Cruzó una puerta de gran grosor, seguido de otra, otra, otra y otra, hasta dar con una de color rojo, aquello parecía un laberinto, pero él conocía muy bien el camino. Dentro de la triste, desolada y alejada habitación, estaba la mujer de su vida.
—Amor, amor ¿Cómo estás? —preguntó.
—Aburrida —musitó, sin apartar la vista de una diminuta ventana—, ¿Cómo quieres que esté?
—No digas eso, corazón, solo te estoy protegiendo, ya te platiqué el porqué.
—Pero desde que nos casamos he estado encerrada, el pueblo creerá que estoy muerta.
—No, claro que no, ellos saben que te amo, que te cuido y que siempre estás gozosa de estar aquí.
La hermosa joven suspiró. Su cabello parecido a la seda caía sobre sus hombros, tenía una figura impactante, piel blanca y ojos verdes, era divina por donde se le viese.
Hecteli había buscado por todo el reino a la mujer de sus sueños, no tardó demasiado, pues la hija de un familiar cercano era lo que él estaba esperando.
La secuestró solo al ocupar su reino, sin embargo, ella estaba a punto de casarse con otro hombre, un simple soldado, pero antes de hacerlo, su pretendiente falleció en circunstancias extrañas. Meses después fue obligada a casarse con Hecteli. La familia cercana aceptó el regalo, una gran suma de dinero a cambio de su hermosa hija. La pobre joven se casó con dieciséis años y, hasta ahora, ha pasado el tiempo sumergida en aquella habitación.
—Hay otra enfermedad —comentó, preocupado.
—¿Cómo la peste de sangre? ¿Peor?
—Mucho peor, ya he enviado a mis soldados y científicos, espero que encuentren una solución y que sea rápido.
Escuchó sus palabras y algo en su pecho se estrujó, sabía que no habría esperanza de ver el firmamento, de observar los árboles, disfrutar del viento de la mañana, y volvió a bajar su mirada. Lejos estaba la posibilidad de hacer lo que tanto deseaba.
—¿Qué pasa con la gente? —inquirió, sin demostrar emoción.
—Ellos ya saben, pero no quise alarmarlos, he hablado con tranquilidad y parece que lo han entendido, confían en mis hombres y eso es más que suficiente.

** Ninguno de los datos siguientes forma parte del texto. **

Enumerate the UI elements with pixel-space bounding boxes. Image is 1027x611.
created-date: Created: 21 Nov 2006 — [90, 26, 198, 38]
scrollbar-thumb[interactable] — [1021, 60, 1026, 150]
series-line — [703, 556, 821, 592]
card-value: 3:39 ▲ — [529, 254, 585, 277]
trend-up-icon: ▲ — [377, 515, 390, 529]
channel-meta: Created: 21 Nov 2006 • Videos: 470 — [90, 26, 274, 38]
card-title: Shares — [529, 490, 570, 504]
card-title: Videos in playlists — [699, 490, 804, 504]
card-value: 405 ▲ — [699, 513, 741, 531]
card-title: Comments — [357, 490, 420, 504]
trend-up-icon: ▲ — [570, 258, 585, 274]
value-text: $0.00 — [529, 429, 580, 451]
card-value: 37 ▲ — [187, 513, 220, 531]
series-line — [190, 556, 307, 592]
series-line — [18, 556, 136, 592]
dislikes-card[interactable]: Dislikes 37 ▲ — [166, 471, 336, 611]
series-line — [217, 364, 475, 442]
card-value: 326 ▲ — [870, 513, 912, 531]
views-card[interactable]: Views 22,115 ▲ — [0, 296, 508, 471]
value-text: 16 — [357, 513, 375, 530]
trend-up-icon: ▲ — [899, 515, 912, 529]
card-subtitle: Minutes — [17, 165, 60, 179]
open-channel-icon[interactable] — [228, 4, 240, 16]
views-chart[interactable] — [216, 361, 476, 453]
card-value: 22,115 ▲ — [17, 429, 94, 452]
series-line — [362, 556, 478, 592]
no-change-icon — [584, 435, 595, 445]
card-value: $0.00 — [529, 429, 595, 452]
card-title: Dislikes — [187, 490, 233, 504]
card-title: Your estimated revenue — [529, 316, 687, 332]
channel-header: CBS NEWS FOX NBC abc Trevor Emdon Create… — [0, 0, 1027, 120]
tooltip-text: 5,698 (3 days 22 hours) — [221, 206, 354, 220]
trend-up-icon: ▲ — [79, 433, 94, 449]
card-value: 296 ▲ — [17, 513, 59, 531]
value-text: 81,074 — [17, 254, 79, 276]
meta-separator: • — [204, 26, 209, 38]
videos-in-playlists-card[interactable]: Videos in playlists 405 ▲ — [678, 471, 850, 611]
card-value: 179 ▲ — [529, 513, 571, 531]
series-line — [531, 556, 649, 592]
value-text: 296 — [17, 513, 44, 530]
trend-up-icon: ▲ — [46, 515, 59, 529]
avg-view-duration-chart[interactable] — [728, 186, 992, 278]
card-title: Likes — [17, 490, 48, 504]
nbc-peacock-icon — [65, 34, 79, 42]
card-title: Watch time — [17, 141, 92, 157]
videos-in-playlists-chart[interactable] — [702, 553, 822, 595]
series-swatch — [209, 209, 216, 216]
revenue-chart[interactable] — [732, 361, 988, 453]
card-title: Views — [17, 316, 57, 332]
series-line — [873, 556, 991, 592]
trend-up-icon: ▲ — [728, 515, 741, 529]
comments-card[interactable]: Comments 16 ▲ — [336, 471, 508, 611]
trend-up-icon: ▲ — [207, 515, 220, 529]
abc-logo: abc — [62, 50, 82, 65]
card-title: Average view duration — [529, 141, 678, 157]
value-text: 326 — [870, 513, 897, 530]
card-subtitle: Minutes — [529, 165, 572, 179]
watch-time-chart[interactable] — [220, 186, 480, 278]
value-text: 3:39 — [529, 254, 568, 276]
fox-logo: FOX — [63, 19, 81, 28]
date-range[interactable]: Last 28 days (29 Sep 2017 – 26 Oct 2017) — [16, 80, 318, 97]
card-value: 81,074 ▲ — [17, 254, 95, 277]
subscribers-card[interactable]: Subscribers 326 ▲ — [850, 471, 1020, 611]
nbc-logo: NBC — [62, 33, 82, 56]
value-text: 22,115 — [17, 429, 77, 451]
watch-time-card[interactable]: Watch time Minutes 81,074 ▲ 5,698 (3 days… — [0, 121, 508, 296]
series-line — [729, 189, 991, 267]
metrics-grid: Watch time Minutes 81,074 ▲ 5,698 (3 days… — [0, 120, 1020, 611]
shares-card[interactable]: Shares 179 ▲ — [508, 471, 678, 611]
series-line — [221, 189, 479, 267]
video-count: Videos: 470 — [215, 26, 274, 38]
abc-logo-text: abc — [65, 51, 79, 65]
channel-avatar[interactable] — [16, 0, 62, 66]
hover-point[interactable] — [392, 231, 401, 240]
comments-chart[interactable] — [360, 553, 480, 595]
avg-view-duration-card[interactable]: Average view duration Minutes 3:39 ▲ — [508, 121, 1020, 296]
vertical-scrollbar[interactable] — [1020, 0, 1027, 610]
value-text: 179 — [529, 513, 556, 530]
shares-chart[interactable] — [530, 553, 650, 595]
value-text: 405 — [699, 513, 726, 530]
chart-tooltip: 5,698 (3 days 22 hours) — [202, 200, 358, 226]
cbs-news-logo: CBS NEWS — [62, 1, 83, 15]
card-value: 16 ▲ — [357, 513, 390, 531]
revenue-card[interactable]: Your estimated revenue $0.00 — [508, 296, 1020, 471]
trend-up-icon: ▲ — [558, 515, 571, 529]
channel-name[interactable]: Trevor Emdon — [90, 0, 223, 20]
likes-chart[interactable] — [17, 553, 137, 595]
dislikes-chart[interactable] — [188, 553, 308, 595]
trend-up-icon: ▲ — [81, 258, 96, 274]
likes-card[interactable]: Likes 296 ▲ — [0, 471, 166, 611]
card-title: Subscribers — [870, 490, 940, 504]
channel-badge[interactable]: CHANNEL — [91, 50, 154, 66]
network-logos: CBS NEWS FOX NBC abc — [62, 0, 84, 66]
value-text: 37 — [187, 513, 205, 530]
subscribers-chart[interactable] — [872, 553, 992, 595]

Fordeli descansaba sobre su escritorio, cerca de las habitaciones del almacén. Hasta escuchar con intensidad un ruido que lo despertó por completo, vislumbró con el rabillo de su ojo un movimiento en las cortinas del último cuarto.
Cuando pudo discernir las siluetas, observó a uno de sus científicos dentro de la habitación.

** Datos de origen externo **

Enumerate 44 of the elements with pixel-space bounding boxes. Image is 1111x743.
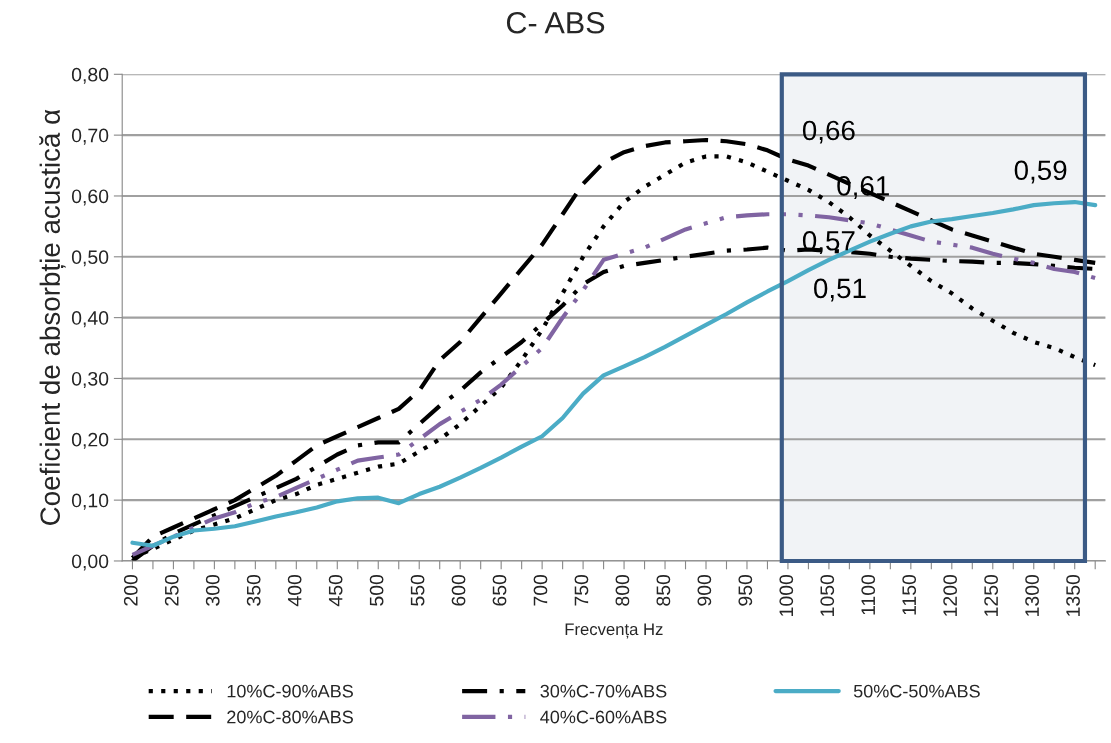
x-tick-label: 1200	[943, 574, 958, 616]
x-tick-label: 400	[287, 574, 302, 607]
legend-label: 40%C-60%ABS	[540, 710, 667, 724]
legend-label: 20%C-80%ABS	[227, 710, 353, 724]
y-tick-label: 0,20	[71, 432, 109, 449]
x-tick-label: 1350	[1066, 574, 1080, 616]
y-axis-title: Coeficient de absorbție acustică α	[39, 109, 66, 525]
x-tick-label: 500	[369, 574, 384, 606]
chart-title: C- ABS	[506, 11, 605, 34]
x-tick-label: 600	[451, 574, 466, 606]
y-tick-label: 0,70	[71, 128, 109, 145]
y-tick-label: 0,80	[71, 67, 109, 84]
data-label: 0,66	[802, 120, 855, 144]
x-tick-label: 1250	[984, 574, 998, 616]
x-axis-title: Frecvența Hz	[565, 623, 663, 639]
x-tick-label: 950	[738, 574, 753, 606]
data-label: 0,51	[814, 278, 866, 302]
x-tick-label: 1300	[1025, 574, 1039, 616]
y-tick-label: 0,40	[71, 311, 109, 328]
y-tick-label: 0,30	[71, 371, 109, 388]
x-tick-label: 450	[328, 574, 343, 607]
x-tick-label: 650	[492, 574, 507, 606]
y-tick-label: 0,50	[71, 250, 109, 267]
legend-label: 10%C-90%ABS	[227, 684, 353, 698]
x-tick-label: 750	[574, 574, 589, 606]
x-tick-label: 1050	[820, 574, 835, 616]
x-tick-label: 350	[246, 574, 261, 606]
x-tick-label: 1150	[902, 574, 917, 615]
x-tick-label: 800	[615, 574, 630, 606]
x-tick-label: 900	[697, 574, 712, 606]
x-tick-label: 200	[123, 574, 138, 606]
y-tick-label: 0,10	[71, 493, 109, 510]
x-tick-label: 850	[656, 574, 671, 606]
data-label: 0,59	[1014, 160, 1067, 184]
x-tick-label: 300	[205, 574, 220, 606]
y-tick-label: 0,00	[71, 554, 109, 571]
legend-label: 30%C-70%ABS	[540, 684, 667, 698]
x-tick-label: 1100	[861, 574, 876, 615]
x-tick-label: 1000	[779, 574, 794, 616]
y-tick-label: 0,60	[71, 189, 109, 206]
x-tick-label: 250	[164, 574, 179, 606]
x-tick-label: 550	[410, 574, 425, 606]
x-tick-label: 700	[533, 574, 548, 606]
legend-label: 50%C-50%ABS	[853, 684, 980, 698]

—¡¿Jax, qué haces?! —gritó, solo al ver que su compañero sostenía al recién nacido de su cabeza, y en su mano derecha, tomaba fuertemente un cuchillo.

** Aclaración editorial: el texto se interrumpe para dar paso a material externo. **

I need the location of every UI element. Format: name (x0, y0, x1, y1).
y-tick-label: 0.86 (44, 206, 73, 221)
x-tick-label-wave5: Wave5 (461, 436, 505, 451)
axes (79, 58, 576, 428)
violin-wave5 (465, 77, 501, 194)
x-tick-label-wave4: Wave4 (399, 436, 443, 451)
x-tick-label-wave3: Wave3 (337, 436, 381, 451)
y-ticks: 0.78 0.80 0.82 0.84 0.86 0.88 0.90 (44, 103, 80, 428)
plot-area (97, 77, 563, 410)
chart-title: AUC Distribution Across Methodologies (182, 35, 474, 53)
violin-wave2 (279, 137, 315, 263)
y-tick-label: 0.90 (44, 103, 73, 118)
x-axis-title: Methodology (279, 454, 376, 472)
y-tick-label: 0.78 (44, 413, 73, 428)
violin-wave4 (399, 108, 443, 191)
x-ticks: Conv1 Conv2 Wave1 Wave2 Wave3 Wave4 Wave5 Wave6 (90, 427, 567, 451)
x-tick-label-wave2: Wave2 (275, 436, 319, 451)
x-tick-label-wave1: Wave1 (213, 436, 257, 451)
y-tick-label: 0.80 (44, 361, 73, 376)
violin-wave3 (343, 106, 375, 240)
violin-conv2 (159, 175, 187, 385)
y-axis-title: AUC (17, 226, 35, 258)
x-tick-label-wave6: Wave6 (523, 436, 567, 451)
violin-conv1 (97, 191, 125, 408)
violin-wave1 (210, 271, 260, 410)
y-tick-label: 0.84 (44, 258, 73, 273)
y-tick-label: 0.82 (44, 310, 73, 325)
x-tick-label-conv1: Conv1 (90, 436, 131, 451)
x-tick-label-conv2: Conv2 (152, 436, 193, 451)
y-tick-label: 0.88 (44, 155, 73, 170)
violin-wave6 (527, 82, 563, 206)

Le había traspasado el corazón, y el cuerpo del bebé parecía haberse desinflado.
—Lo siento... —respondió, y cuando sus miradas se cruzaron, parecía un desquiciado—, pero no podía dejarlo vivo, me habló, me hablaba a todas horas.
—¡¿Qué hiciste?! —preguntaba una y otra vez.
—¿Cómo sabía de mi esposa? ¿De mis hijos? ¡Están malditos!
Las quejas levantaron a los demás médicos, que tampoco daban crédito a lo que veían.
—Jax... —comentó Fordeli, sabía que no terminaría nada bien.
—Maldito, era un hombre, un hombre, era un hombre, no era un niño, era un hombre...
Sus compañeros le arrebataron el arma blanca y el cuerpo flácido del infante, tuvieron que sedarlo, pues no podía controlarse.
—Señor... —añadió Néfereth al verlo salir del hangar.
—Yo... no sé... si no nos enfermamos, enloqueceremos. —Fordeli cerró los ojos, los apretó con fuerza, pero al abrirlos, seguía ahí.